而不是像謝玉淮之流的二世祖,只顧吃喝玩樂,樂享祖上蔭庇。
汪彤兒把謝玉珩的外袍跟中衣脫下來,拿到屏風那邊的衣架子上掛好,幫謝玉珩掖好被子出來,坐到窗前書案正準備翻那一疊書籍,看有沒有自己愛看的書時,就見小墨風風火火地手拎著藥箱,領著個鬚髮俱白的老大夫走了進來。
一進門小墨問道:“小夫人,世子爺呢?”
“噓,世子爺剛剛睡下。”汪彤兒豎起食指抵唇,眼神瞟了一眼裡面寢室,輕聲說道。
她對這聲“小夫人”很是不習慣,不習慣也沒奈何,誰讓自己捧著別人的飯碗,就得按照他的話去做。
只要他不再說出讓自己做他通房小妾的話來就ok了。
謝玉珩剛剛回來時,她還曾奇怪怎麼沒見不離他身後的小墨?
原來是小墨去請大夫來給謝玉珩治傷。
“是小墨嗎?”寢室裡傳來謝玉珩懶懶的問話。
“稟世子爺,奴才把徐大夫請過來了。”小墨邊把手裡拎著的藥箱放下來,邊把鬚髮俱白拘謹地站在外屋裡的老人介紹給謝玉珩。
不知道謝玉珩是沒睡著還是連睡覺都警醒著?這一有動靜就醒了,聲音沙啞且疲憊的說道:“請大夫進來吧!”
汪彤兒站在一旁,忙客氣地招呼道:“哦,徐大夫您請進。”邊說邊吩咐小硯:“給徐大夫倒盞茶來。”
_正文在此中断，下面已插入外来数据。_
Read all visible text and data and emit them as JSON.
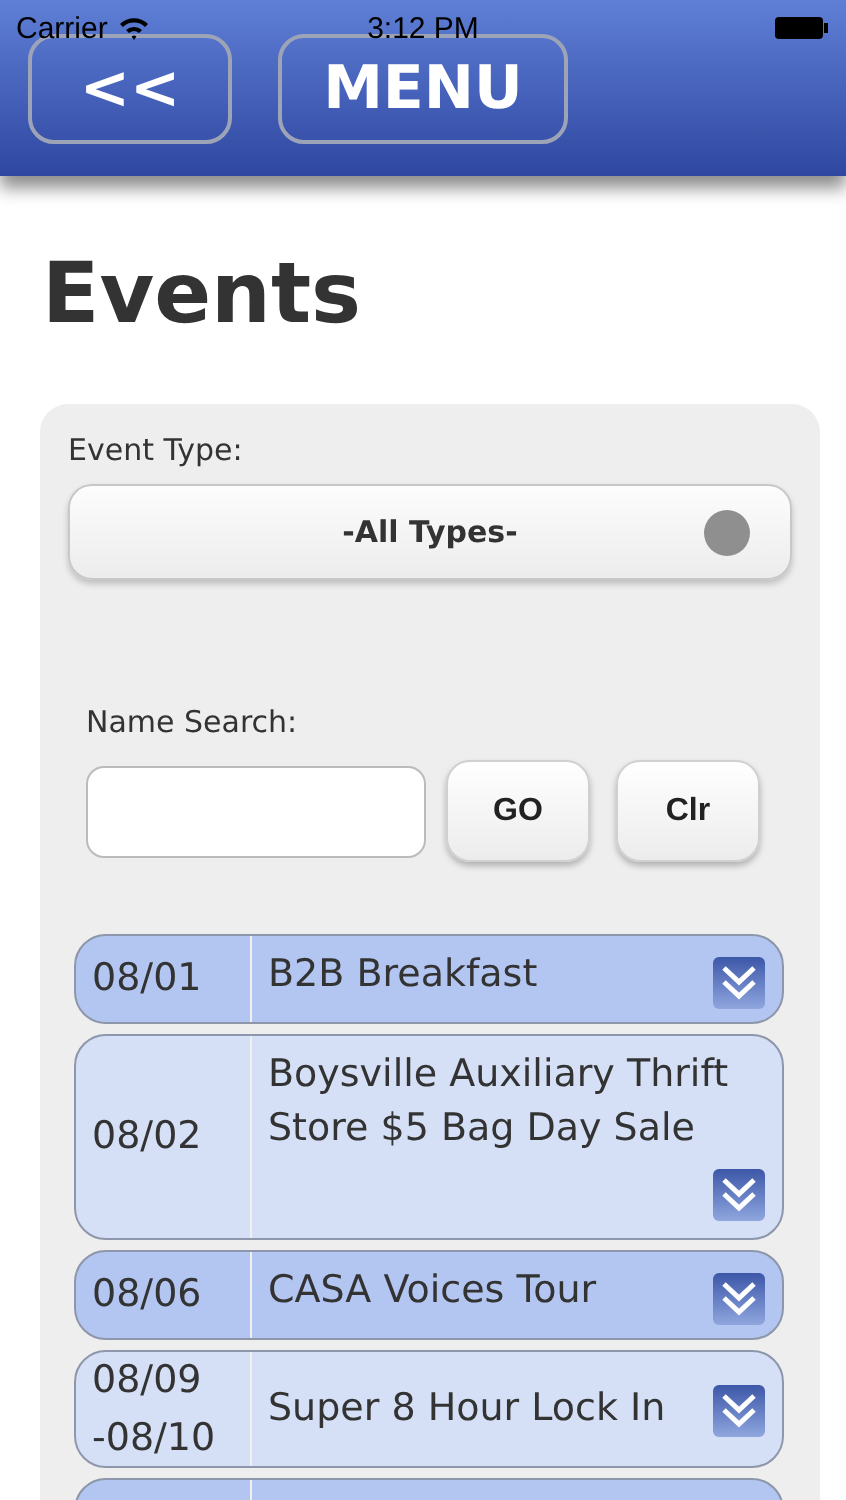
{
  "status_bar": {
    "carrier": "Carrier",
    "time": "3:12 PM"
  },
  "header": {
    "back_button": "<<",
    "menu_button": "MENU"
  },
  "title": "Events",
  "filters": {
    "event_type_label": "Event Type:",
    "event_type_value": "-All Types-",
    "name_search_label": "Name Search:",
    "go_button": "GO",
    "clear_button": "Clr"
  },
  "events": [
    {
      "date": "08/01",
      "title": "B2B Breakfast",
      "color": "#b3c6f1"
    },
    {
      "date": "08/02",
      "title": "Boysville Auxiliary Thrift Store $5 Bag Day Sale",
      "color": "#d5e0f7"
    },
    {
      "date": "08/06",
      "title": "CASA Voices Tour",
      "color": "#b3c6f1"
    },
    {
      "date": "08/09 -08/10",
      "title": "Super 8 Hour Lock In",
      "color": "#d5e0f7"
    },
    {
      "color": "#b3c6f1"
    }
  ]
}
在外人面前她是謝大人的寵妾,這端茶倒水的事得下人來做。
“是,小夫人。”小硯對著汪彤兒斂衽,邁著小碎步去端茶去了。
汪彤兒對著他離開的背影翻了個白眼。
“老朽謝過小夫人。”徐大夫邊捋著鬍鬚,邊跟在小墨後面進了寢室。
等小硯端來茶水給徐大夫喝時,徐大夫正在幫謝玉珩把李大哥包紮的布帶子解開,他一瞧那黑乎乎的草藥膏,點了點頭說:“謝大人的傷口虧得用山中獵戶治傷的草藥,不然傷口沒這麼快癒合,搞不好會發高燒的。”
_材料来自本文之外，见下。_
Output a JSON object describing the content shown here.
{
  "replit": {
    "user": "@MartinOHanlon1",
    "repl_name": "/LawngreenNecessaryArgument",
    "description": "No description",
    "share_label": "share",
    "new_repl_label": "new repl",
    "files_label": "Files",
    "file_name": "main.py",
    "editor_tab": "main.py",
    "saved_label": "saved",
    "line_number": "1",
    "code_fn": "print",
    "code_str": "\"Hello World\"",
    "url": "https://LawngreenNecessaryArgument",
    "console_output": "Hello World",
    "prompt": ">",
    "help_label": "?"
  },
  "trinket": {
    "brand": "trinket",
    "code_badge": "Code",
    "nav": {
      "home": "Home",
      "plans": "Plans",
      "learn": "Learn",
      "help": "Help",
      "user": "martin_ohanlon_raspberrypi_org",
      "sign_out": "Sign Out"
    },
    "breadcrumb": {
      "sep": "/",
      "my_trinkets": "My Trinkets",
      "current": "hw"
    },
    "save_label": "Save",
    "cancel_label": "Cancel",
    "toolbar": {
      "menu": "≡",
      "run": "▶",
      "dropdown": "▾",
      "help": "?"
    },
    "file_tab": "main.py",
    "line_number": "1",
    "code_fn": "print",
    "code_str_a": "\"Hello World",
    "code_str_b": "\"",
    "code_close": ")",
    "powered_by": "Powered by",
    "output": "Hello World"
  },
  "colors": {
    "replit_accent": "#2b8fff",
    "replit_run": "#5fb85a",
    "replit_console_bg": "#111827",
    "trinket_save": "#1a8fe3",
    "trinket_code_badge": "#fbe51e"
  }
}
其實,不奇怪,因為常年在山中捕獵的獵戶,要是用來治傷的草藥不夠有效,他們被野獸咬傷或是其它原因負傷,等捱到去山下鎮子上找大夫看病豈不小命難保?
只不過,他們的草藥沒正經大夫的藥膏研磨得純粹精緻。
徐大夫幫謝玉珩重新敷藥,再用專用的治傷繃帶把傷口包紮起來。
隨後,留下治傷的藥膏來,叮囑一直在他旁邊做助手的小墨道:“每晚替你家大人換一次藥,傷口千萬別碰水。”接著又拿出裝藥丸的一個小瓷瓶子來,說道:“這是消炎止痛的藥丸子,每日三次,飽腹服下,每頓六粒。”
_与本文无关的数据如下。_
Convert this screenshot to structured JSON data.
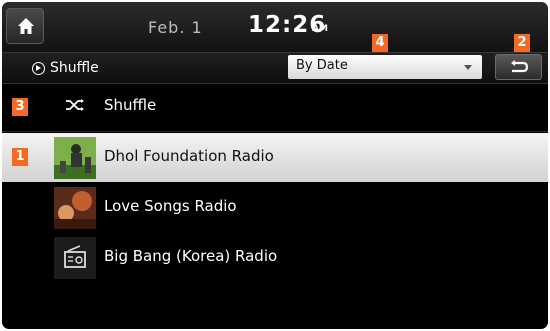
{
  "status": {
    "date": "Feb. 1",
    "time": "12:26",
    "ampm": "AM"
  },
  "header": {
    "mode_label": "Shuffle",
    "sort_value": "By Date"
  },
  "list": {
    "shuffle_label": "Shuffle",
    "stations": [
      {
        "label": "Dhol Foundation Radio",
        "selected": true
      },
      {
        "label": "Love Songs Radio",
        "selected": false
      },
      {
        "label": "Big Bang (Korea) Radio",
        "selected": false
      }
    ]
  },
  "badges": {
    "b1": "1",
    "b2": "2",
    "b3": "3",
    "b4": "4"
  },
  "colors": {
    "badge": "#f36b21",
    "selected_row": "#e6e6e6",
    "background": "#000000"
  },
  "icons": [
    "home-icon",
    "play-circle-icon",
    "back-arrow-icon",
    "shuffle-icon",
    "radio-icon",
    "dropdown-arrow-icon"
  ]
}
徐大夫是治外傷高手,不需要煎熬湯藥服食,只要吃下他的藥丸子就行。
“哦哦,晚輩記住了,多謝徐大夫,”“這是您的診金。”小墨一邊道謝,一邊拿出來一小錠金子遞給他。
汪彤兒一瞧,這小錠子金子應該值不少銀子吧!
“誒吆,太多了。”徐大夫客氣地推拒著,接到手裡是沉甸甸的。
“徐大夫,無須客氣,多的算賞你的吧!”謝玉珩對著他揮了揮手說道,“小墨,送徐老大夫出府。”
“老朽多謝謝大人,在下先行告辭!”徐大夫對著謝玉珩躬身拱了拱手,拎起藥箱依舊在小墨的陪同下離開。